No case fans ETC, but i'm getting a new case somewhere in the future with 2 case fans mounted on it.
I don't have the stock cooler, but i have the Scythe mugen 3.
Here are the temperatures of my PC when idle:









Looks pretty cool right?

I hope some people can point me in the right direction as i never overclocked before.

If possible i also like to overclock my GPU a little bit using ati overdrive but i don't know if it really has an impact on long terms.


----------



## Johnny1982 (Oct 15, 2010)

*Re: Overclocking the AMD athlon II X4 640*

I'm not an AMD expert, but your CPU and GPU temps look good under idle the main thing is what are they like at 100% load by running Prime95 or OCCT and posting a screenshot then from HWMonitor. You'll need to get case fans, one intake in the front and one exhaust at the back, as your harddrive's temps are a little high at 40c. 

When loading your CPU and GPU watch the 12v line that it does not dip below 11,4v as that is then below the 5% tolerance for PSU rails. Yours is already at 11,77v which is a little low but could increase and normalize under load. The XFX Pro is a good PSU, just a cautionary measure to look out for. How old is your XFX Pro PSU?


----------



## marco473 (Feb 12, 2011)

*Re: Overclocking the AMD athlon II X4 640*



Johnny1982 said:


> I'm not an AMD expert, but your CPU and GPU temps look good under idle the main thing is what are they like at 100% load by running Prime95 or OCCT and posting a screenshot then from HWMonitor. You'll need to get case fans, one intake in the front and one exhaust at the back, as your harddrive's temps are a little high at 40c.
> 
> When loading your CPU and GPU watch the 12v line that it does not dip below 11,4v as that is then below the 5% tolerance for PSU rails. Yours is already at 11,77v which is a little low but could increase and normalize under load. The XFX Pro is a good PSU, just a cautionary measure to look out for. How old is your XFX Pro PSU?

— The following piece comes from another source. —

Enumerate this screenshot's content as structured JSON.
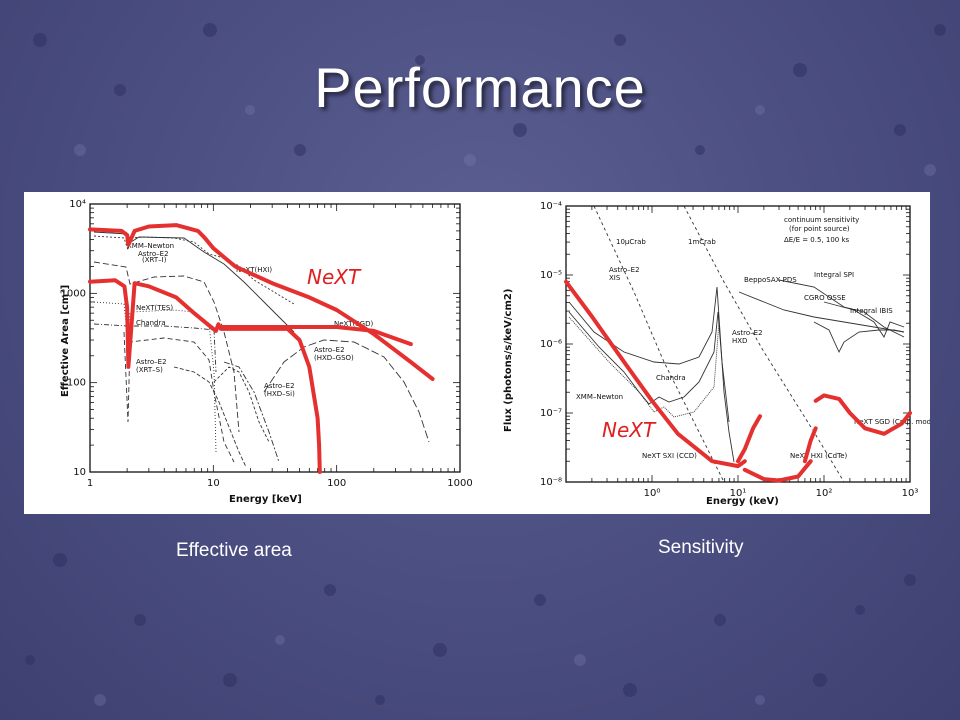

I bought it somewhere in the beginning of this year (Februari - march?)
And i know my Hard drives are running really hot- i can feel it if i touch one. That's also one of the main reasons i want a new case; To install extra fans, and have more space in between my 2 hard drives.
I was thinking of getting this case: Cooler Master Behuizing Centurion 5 II Product Details bij MyCom
But i might as well go for a big tower.

I'm going to render a video of the stress test i did so it is easier to see it.
Should i be worried that when the other cores reached test 5, core#1 (Second core) reached test 2?


----------



## marco473 (Feb 12, 2011)

*Re: Overclocking the AMD athlon II X4 640*

Here it is:

‪Stress test PC- Techsupportforum‬‏ - YouTube


----------



## marco473 (Feb 12, 2011)

*Re: Overclocking the AMD athlon II X4 640*

No one that can give me some advice on how to overclock my CPU, and if i have to worry about the second core taking so long to complete the stress test?


----------



## narmour (May 6, 2009)

*Re: Overclocking the AMD athlon II X4 640*

Your CPU temps don't seem right. What case and CPU cooler do you have?

Make sure you ENABLE round of checking in Prime95 otherwise you won;t know if you are getting errors.

Do an 'in-place large FFT's test' for a few hours and come back see how you got on.

Getting a 'stable' overclock you really need to do a 24 hour stress test with no errors.

Also download CPUz and post up what overclock info you have on the go, multi/bus etc.

\narm


----------



## marco473 (Feb 12, 2011)

*Re: Overclocking the AMD athlon II X4 640*



narmour said:


> Your CPU temps don't seem right. What case and CPU cooler do you have?
> 
> Make sure you ENABLE round of checking in Prime95 otherwise you won;t know if you are getting errors.
> 
> ...


CPU cooler and CPUz link was already in the first post :4-thatsba
I'll do the other thing you mentioned though.


----------



## marco473 (Feb 12, 2011)

*Re: Overclocking the AMD athlon II X4 640*

Besides, i didn't overclock anything yet, and right now the tests seem good (They are all on the same test)


----------



## marco473 (Feb 12, 2011)

I have a new CPU now, so this thread is marked as solved.


----------